Data mining of ecological data to confirm exisiting, or generate new hypotheses on environmental risk factors for cancers of the brain and nervous system.


Session type:

Frank de Vocht1, Kimberly Hannam1, Iain Buchan1
1The University of Manchester, Manchester, UK


There is a public health need to balance timely generation of hypotheses with cautious causal inference. However, for for example rare cancers standard epidemiological study designs may not have been able to elucidate causal risk factors. Open-access online databases, which have been vastly underused in terms of data mining, can be used to investigate associations between risk factors and cancer incidence and/or prevalence. These can subsequently be used to evaluate existing, but disputed hypotheses, evaluate latency between exposure and clinical onset of cancers, and to generate new hypotheses at an ecological level for subsequent confirmation in epidemiological study designs that take a cautious approach to causal inference.


National age-adjusted incidence rates were obtained from the GLOBOCAN 2008 resource and combined with data from the United Nations Development Report and the World Bank list of Development Indicators. Data were analyzed using least-squares regression modelling.

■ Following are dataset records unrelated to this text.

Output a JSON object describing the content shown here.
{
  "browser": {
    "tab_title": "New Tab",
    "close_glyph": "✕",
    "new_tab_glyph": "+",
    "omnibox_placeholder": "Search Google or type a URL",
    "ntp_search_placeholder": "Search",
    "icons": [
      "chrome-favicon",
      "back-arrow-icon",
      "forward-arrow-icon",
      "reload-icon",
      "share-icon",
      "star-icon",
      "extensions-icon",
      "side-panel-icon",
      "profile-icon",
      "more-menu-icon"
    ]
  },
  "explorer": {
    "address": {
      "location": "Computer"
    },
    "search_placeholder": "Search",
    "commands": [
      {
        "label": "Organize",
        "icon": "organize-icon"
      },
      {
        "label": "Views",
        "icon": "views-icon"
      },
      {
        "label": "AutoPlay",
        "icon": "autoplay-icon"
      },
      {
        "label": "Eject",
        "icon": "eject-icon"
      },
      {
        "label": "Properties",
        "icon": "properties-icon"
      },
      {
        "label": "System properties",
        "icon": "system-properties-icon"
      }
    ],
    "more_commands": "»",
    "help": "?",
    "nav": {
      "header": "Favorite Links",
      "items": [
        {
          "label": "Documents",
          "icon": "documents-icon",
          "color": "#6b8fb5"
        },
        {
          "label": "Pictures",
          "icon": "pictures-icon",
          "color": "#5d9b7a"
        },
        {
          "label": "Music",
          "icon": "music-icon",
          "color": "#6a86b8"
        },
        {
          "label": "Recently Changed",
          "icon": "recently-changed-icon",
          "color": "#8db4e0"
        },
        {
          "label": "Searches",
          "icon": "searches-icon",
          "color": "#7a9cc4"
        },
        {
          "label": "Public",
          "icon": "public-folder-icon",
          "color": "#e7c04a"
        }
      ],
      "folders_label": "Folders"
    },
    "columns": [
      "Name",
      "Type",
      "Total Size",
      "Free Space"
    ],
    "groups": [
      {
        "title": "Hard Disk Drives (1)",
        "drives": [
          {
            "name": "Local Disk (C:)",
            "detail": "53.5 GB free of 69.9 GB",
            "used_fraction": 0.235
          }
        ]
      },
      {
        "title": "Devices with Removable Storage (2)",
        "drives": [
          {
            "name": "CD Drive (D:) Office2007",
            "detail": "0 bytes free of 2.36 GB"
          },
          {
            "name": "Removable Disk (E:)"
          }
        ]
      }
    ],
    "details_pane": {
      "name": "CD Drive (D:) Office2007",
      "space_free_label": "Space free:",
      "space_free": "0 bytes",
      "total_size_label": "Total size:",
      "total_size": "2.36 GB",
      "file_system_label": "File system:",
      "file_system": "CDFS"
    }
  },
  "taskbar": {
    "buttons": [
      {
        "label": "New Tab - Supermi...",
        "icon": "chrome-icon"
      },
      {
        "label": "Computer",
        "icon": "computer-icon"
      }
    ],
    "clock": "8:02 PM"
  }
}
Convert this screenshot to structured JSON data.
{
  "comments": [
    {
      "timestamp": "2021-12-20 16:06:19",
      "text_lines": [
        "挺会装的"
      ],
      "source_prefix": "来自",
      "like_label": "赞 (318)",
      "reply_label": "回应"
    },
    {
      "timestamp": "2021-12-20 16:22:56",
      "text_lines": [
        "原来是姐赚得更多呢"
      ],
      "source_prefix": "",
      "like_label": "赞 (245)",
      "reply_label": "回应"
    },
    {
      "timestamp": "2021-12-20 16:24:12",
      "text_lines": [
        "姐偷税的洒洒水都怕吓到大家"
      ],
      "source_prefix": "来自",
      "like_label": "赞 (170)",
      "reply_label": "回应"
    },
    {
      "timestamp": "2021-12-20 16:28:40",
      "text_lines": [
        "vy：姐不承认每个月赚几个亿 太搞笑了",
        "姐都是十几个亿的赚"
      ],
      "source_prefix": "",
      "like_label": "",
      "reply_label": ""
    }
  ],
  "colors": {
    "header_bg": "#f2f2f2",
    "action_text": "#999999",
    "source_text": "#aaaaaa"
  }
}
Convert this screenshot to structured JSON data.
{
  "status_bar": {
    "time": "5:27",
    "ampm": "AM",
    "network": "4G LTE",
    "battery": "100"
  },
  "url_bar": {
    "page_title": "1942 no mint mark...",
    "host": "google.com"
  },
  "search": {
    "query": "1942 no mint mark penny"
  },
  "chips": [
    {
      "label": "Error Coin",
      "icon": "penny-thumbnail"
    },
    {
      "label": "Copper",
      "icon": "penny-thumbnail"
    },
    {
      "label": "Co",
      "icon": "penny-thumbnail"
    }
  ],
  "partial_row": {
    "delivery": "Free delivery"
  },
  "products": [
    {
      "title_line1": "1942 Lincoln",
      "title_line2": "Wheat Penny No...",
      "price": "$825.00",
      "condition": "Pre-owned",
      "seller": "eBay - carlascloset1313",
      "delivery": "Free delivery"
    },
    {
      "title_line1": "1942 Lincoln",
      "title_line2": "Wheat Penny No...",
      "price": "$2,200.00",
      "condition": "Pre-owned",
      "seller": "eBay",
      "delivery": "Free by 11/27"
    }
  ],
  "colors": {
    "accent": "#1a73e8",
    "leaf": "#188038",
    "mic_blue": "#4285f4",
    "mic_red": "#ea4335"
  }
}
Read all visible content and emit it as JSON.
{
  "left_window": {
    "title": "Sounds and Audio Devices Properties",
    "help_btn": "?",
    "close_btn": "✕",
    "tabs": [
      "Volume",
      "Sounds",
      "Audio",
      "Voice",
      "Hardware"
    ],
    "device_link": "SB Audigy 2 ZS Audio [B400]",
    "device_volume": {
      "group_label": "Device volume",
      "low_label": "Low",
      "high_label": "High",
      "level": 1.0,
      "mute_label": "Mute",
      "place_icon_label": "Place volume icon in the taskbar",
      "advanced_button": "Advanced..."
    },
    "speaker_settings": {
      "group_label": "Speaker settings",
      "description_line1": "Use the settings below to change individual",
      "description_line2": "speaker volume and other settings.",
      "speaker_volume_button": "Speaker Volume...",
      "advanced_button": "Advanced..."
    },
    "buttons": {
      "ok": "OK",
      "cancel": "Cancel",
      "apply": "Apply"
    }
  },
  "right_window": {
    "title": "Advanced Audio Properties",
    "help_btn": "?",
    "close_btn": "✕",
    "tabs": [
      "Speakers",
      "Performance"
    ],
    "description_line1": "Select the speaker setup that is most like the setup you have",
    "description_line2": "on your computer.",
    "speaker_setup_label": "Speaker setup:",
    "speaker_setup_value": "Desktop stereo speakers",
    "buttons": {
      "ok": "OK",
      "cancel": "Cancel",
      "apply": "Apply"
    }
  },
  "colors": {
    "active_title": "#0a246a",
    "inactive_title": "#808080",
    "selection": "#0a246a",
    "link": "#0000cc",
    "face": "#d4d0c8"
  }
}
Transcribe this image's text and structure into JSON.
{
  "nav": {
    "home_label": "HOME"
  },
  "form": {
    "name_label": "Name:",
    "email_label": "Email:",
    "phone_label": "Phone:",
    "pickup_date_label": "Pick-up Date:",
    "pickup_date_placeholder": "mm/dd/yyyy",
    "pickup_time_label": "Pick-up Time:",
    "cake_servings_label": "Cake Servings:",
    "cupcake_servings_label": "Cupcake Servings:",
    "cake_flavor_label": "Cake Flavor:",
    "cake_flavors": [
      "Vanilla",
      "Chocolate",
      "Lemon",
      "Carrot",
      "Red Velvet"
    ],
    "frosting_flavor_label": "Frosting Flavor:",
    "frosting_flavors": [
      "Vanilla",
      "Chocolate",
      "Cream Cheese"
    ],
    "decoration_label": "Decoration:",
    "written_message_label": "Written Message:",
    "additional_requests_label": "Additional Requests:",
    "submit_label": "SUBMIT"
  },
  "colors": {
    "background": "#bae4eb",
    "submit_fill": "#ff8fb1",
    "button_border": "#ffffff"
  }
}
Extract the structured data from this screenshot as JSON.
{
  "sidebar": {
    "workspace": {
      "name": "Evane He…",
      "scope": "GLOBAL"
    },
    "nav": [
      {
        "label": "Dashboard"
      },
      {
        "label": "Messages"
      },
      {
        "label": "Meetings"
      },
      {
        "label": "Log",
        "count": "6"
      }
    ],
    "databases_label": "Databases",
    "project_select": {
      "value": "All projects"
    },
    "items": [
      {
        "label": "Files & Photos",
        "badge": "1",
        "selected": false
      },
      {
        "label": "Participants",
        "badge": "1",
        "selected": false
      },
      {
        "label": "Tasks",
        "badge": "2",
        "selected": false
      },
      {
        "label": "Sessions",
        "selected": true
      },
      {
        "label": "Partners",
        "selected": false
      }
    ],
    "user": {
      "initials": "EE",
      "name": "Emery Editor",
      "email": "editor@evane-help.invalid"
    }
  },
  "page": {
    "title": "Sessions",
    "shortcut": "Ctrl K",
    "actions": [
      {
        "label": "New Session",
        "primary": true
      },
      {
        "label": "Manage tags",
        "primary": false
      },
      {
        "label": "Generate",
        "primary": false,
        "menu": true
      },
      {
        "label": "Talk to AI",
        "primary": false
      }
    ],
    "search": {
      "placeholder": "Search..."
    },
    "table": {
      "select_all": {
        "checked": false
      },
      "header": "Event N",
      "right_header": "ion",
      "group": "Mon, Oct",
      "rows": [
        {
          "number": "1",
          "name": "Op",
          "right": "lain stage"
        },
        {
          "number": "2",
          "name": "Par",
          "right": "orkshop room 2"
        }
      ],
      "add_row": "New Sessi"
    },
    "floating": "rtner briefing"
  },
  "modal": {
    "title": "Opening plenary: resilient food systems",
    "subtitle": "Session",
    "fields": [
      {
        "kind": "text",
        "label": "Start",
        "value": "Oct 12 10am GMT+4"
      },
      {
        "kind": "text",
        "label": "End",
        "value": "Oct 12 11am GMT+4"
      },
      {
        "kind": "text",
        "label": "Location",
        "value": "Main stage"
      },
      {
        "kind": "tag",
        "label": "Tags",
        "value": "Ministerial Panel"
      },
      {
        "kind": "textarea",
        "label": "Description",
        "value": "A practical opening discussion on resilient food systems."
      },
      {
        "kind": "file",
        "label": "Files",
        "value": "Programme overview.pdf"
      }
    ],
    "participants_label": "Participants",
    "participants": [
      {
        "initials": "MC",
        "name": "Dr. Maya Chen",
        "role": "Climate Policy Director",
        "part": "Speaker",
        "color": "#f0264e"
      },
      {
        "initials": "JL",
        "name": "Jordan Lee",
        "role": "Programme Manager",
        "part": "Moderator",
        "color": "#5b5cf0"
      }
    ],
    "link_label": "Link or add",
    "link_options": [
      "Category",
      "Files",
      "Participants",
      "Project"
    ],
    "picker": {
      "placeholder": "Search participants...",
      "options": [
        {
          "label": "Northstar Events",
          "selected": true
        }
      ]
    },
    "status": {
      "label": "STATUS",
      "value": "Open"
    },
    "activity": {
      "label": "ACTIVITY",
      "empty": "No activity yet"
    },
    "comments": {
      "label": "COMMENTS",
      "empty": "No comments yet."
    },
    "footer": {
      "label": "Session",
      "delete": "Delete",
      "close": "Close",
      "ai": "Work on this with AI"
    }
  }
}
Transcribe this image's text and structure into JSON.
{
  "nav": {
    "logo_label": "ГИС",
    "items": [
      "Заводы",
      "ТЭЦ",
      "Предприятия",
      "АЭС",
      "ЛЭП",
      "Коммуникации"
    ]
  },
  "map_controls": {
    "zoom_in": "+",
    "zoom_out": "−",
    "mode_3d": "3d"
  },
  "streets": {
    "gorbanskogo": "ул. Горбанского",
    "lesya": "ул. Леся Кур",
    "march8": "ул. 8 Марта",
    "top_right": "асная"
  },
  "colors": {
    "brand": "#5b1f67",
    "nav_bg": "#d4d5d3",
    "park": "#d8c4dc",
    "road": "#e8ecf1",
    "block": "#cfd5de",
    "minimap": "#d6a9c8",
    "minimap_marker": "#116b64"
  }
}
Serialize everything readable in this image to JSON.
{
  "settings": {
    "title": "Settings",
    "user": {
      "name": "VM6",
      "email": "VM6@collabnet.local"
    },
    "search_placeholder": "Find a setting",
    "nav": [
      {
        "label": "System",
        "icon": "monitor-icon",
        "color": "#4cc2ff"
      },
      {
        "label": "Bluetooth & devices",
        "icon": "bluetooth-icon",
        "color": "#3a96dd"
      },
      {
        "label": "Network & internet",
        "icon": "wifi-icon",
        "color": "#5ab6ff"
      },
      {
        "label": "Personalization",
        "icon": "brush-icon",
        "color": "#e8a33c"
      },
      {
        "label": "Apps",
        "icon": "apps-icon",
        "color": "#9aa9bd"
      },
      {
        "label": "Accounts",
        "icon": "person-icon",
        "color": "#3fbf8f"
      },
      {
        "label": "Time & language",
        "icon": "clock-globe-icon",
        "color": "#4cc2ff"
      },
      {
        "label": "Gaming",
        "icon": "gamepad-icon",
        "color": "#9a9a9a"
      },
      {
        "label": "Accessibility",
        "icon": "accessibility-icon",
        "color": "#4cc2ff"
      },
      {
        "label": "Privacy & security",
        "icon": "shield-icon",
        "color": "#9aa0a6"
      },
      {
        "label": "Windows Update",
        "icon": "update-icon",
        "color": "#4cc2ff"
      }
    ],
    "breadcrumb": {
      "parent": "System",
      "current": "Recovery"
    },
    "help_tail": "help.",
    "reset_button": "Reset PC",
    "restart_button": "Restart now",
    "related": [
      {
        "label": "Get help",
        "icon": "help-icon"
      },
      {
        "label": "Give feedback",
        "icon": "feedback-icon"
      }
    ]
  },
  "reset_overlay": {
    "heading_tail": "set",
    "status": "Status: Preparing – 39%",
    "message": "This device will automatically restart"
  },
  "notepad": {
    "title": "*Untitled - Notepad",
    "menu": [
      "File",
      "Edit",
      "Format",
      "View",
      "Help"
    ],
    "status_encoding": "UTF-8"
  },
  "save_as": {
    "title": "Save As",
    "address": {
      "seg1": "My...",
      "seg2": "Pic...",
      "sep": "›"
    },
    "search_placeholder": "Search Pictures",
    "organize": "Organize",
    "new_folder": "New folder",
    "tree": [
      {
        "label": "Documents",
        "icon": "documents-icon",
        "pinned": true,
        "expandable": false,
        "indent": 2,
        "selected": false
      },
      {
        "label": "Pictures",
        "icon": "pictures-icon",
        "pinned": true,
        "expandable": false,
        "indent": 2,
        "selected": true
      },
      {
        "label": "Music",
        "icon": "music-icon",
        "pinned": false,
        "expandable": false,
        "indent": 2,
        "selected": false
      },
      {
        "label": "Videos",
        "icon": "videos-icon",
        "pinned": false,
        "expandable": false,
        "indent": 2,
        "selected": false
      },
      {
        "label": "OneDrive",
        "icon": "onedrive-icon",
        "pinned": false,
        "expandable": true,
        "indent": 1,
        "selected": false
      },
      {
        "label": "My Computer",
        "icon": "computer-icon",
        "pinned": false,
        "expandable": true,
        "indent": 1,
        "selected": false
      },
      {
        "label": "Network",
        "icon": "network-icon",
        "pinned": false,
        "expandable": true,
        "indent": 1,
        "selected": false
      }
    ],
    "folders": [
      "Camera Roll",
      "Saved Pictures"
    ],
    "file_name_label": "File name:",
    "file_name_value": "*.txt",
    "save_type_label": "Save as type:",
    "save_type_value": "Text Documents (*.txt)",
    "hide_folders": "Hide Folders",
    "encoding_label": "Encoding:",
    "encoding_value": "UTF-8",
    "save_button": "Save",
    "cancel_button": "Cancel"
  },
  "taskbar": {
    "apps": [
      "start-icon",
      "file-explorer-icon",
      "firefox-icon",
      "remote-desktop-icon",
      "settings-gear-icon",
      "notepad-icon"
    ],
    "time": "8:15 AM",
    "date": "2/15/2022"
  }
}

2008 national incidence of cancers of the brain and nervous system was associated with the Continent where a country was located, the Gross National Income in 2008 and the Human Development Index Score. Surprisingly, the penetration rate of cellular subscriptions was the only risk factor consistently associated with higher incidence, although it explained only about 4% of variation between countries. Analyses further indicated that the minimal latency period to study this association in case-control or cohort studies should be 11-12 years, but ideally more than 20 years. Other potential risk factors were identified, and maybe further studies in confirmatory studies.


Readily available ecological data may be underused, particularly for the study of risk factors for rare cancers and those with long latency times. The results of ecological analyses in general should not be over interpreted in causal inference, but equally they should not be ignored where alternative signals of aetiology are lacking.